Aquaculture necessitates the availability of clean water, and the release of clean water into the environment is critical for the protection of aquatic ecosystems and the reuse of water sources.
Aquaculture water treatment
Waste products are produced during the metabolic process of turning fish feed into fish flesh. Suspended solids (SS) and dissolved nutrients make up this category. On a dry matter basis, suspended particles make up about a quarter of the feed used.
The concentration of suspended solids (SS), Biological Oxygen Demand (BOD), total nitrogen, and total phosphorus in the aquaculture facility’s output is reduced by a water treatment plant. A wastewater treatment technique removes or reduces contaminants from the wastewater produced by a certain fish processing operation.
By assisting businesses in adopting novel treatment and water technologies methodologies for water treatment makeup, waste effluent treatment and recirculating side-stream treatment and reuse, water treatment can boost productivity while lowering risk.
The requirements for removing suspended solids from flow-through fish farms differ from those for sewage, pig farm effluent, or unclean water from a vegetable processing plant: pollutant concentrations in fish farm effluent are relatively low, while flow volumes are quite high. To keep costs down, these huge water flow volumes necessitate careful system selection.
Origin of suspended solids
In a fish farm, suspended solids and dissolved nutrients come from:
- Uneaten feed
- Faeces produced by fish metabolism
- Solids transported into the farm by the flow of water from an external source
- Micro-algae and bacteria growth
Factors impacting suspended solids production
A variety of factors influence the production of suspended particles in a fish farm, including:
- Feed quality
- Feeding rate
- Feeding method
- Water exchange rate – Tank hydrology
- Fish stocking density
- Dissolved oxygen level
- Farm management efficiency and staff skills
Applications of water treatment
- Shrimp farming
- Seafood Canning / Shrimp Canning Plant
- Seafood Processing Plant
- Shellfish Farming
- Pond farming
- Closed Recirculating Aquaculture
- Flow-through Aquaculture
- Small Footprint
- Reclaimed water is odourless and colourless.
- Completely automated
- Sludge production is kept to a bare minimum.
- Operation with no noise
- Components that are long-lasting and non-corrosive
- Phosphorus, COD, Nitrogen, BOD, disinfection, and pollutant removal efficiency are all high.
- Environmental regulations are met.
Why is water quality important in aquaculture?
One of the most significant characteristics of aquaculture is dissolved oxygen (DO). Because oxygen has a direct impact on feed intake, disease resistance, and metabolism, maintaining good DO levels in the water is critical for optimum production.
What factors can have an impact on aquaculture water quality?
Temperature, pH, dissolved oxygen, alkalinity, ammonia, hardness, and nitrites are all regularly measured water quality metrics in the aquaculture business. carbon dioxide, chlorides, and salinity may also be monitored, depending on the culture system.
What are the parameters that determine the quality of water?
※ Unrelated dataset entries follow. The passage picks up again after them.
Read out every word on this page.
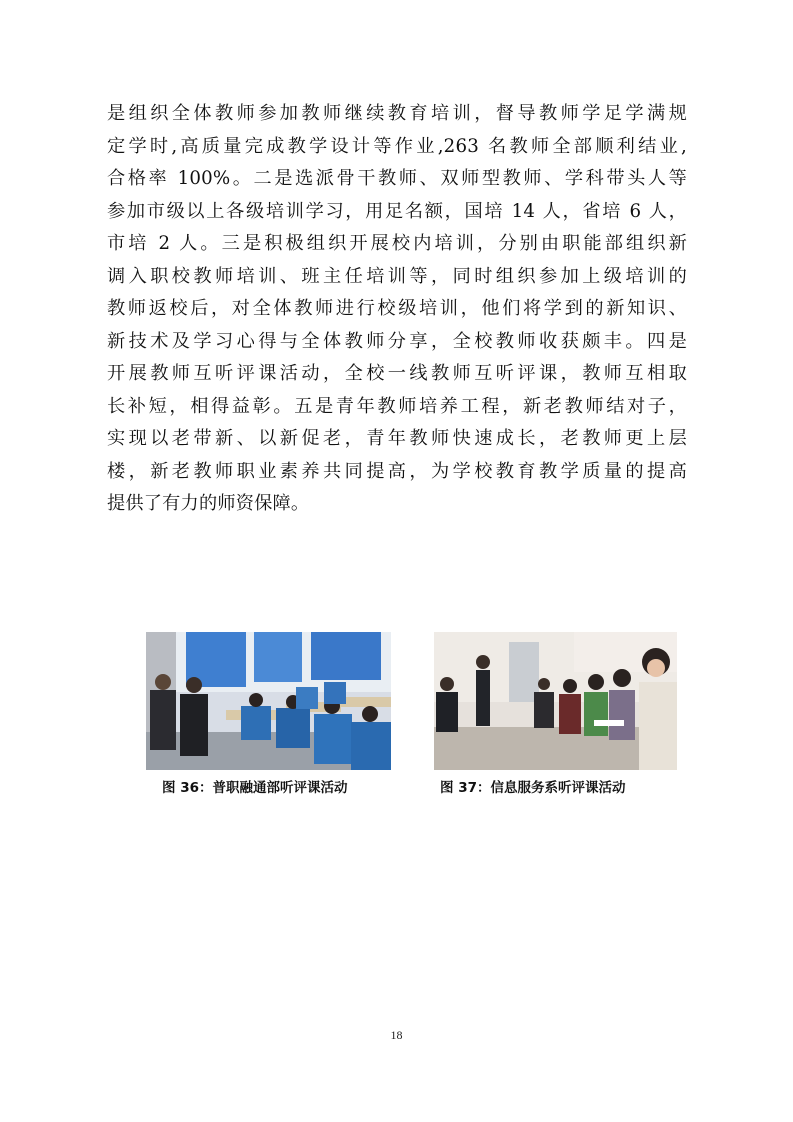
是组织全体教师参加教师继续教育培训，督导教师学足学满规
定学时,高质量完成教学设计等作业,263 名教师全部顺利结业,
合格率 100%。二是选派骨干教师、双师型教师、学科带头人等
参加市级以上各级培训学习，用足名额，国培 14 人，省培 6 人，
市培 2 人。三是积极组织开展校内培训，分别由职能部组织新
调入职校教师培训、班主任培训等，同时组织参加上级培训的
教师返校后，对全体教师进行校级培训，他们将学到的新知识、
新技术及学习心得与全体教师分享，全校教师收获颇丰。四是
开展教师互听评课活动，全校一线教师互听评课，教师互相取
长补短，相得益彰。五是青年教师培养工程，新老教师结对子，
实现以老带新、以新促老，青年教师快速成长，老教师更上层
楼，新老教师职业素养共同提高，为学校教育教学质量的提高
提供了有力的师资保障。
图 36：普职融通部听评课活动	图 37：信息服务系听评课活动
18
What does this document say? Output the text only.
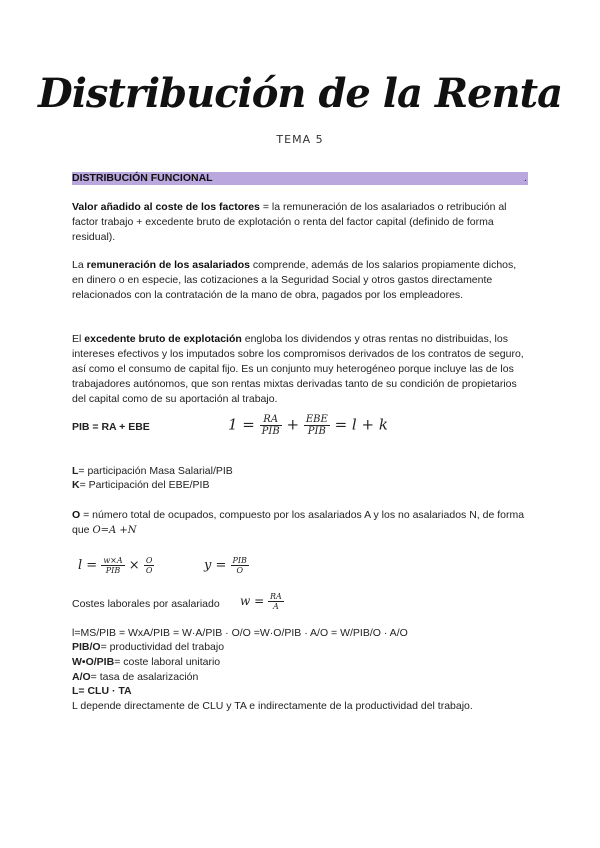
Distribución de la Renta
TEMA 5
DISTRIBUCIÓN FUNCIONAL	.
Valor añadido al coste de los factores = la remuneración de los asalariados o retribución al factor trabajo + excedente bruto de explotación o renta del factor capital (definido de forma residual).
La remuneración de los asalariados comprende, además de los salarios propiamente dichos, en dinero o en especie, las cotizaciones a la Seguridad Social y otros gastos directamente relacionados con la contratación de la mano de obra, pagados por los empleadores.
El excedente bruto de explotación engloba los dividendos y otras rentas no distribuidas, los intereses efectivos y los imputados sobre los compromisos derivados de los contratos de seguro, así como el consumo de capital fijo. Es un conjunto muy heterogéneo porque incluye las de los trabajadores autónomos, que son rentas mixtas derivadas tanto de su condición de propietarios del capital como de su aportación al trabajo.
PIB = RA + EBE	$1 = \frac{RA}{\text{PIB}} + \frac{\text{EBE}}{\text{PIB}} = l + k$
L= participación Masa Salarial/PIB
K= Participación del EBE/PIB
O = número total de ocupados, compuesto por los asalariados A y los no asalariados N, de forma que O=A +N
$l = \frac{w\times A}{\text{PIB}} \times \frac{O}{O}$	$y = \frac{\text{PIB}}{O}$
Costes laborales por asalariado $w = \frac{RA}{A}$
l=MS/PIB = WxA/PIB = W·A/PIB · O/O =W·O/PIB · A/O = W/PIB/O · A/O
PIB/O= productividad del trabajo
W•O/PIB= coste laboral unitario
A/O= tasa de asalarización
L= CLU · TA
L depende directamente de CLU y TA e indirectamente de la productividad del trabajo.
Chemical, physical, and biological aspects of water can all be evaluated or monitored depending on the desired water parameters of concern. Temperature, dissolved oxygen, pH, conductivity, ORP, and turbidity are all parameters that are commonly sampled or monitored for water quality.
In aquaculture systems, a variety of chemical, physical, as well as biological approaches employed in conventional wastewater treatment has been utilised. Sedimentation, sand, or mechanical filtering are used to remove solids. For the oxidation of organic matter, nitrification, and denitrification, biological processes like trickling filters, submerged biofilters, fluidized bed reactors and rotating biological contactors are used. In Europe, rotating micro screens with pore sizes of 60-200 m are extensively employed in land-based fish farms. These technologies are effective at removing phosphorus, but they are costly in terms of capital investment, energy consumption, and time.
However, only a little amount of research has been done on aquaculture effluent. Wetland systems have been shown to remove considerable amounts of suspended particles, organic matter, nitrogen, phosphorus, trace elements, and microbes from wastewater, according to studies. Depending on whether the intense culture system is a flow-through of single-pass, reuse of water with a small exchange, or a recirculating system, the goals of waste treatment and solids management varies.
Solids, organic debris, ammonia, and nitrite must all be removed before recirculating aquaculture systems may be developed. Fish can be farmed with other species in these systems, which transform otherwise discharged nutrients into useful products, making the system practical.
Wastewater generation or aquaculture water treatment is a byproduct of aquaculture farms’ operation from hatcheries and agricultural systems. Unused food and fish faeces are the main causes of wastewater in commercial aquaculture operations. The soluble and solid waste categories of the aquaculture industry’s waste in water contain the two primary components nitrogen and phosphorus.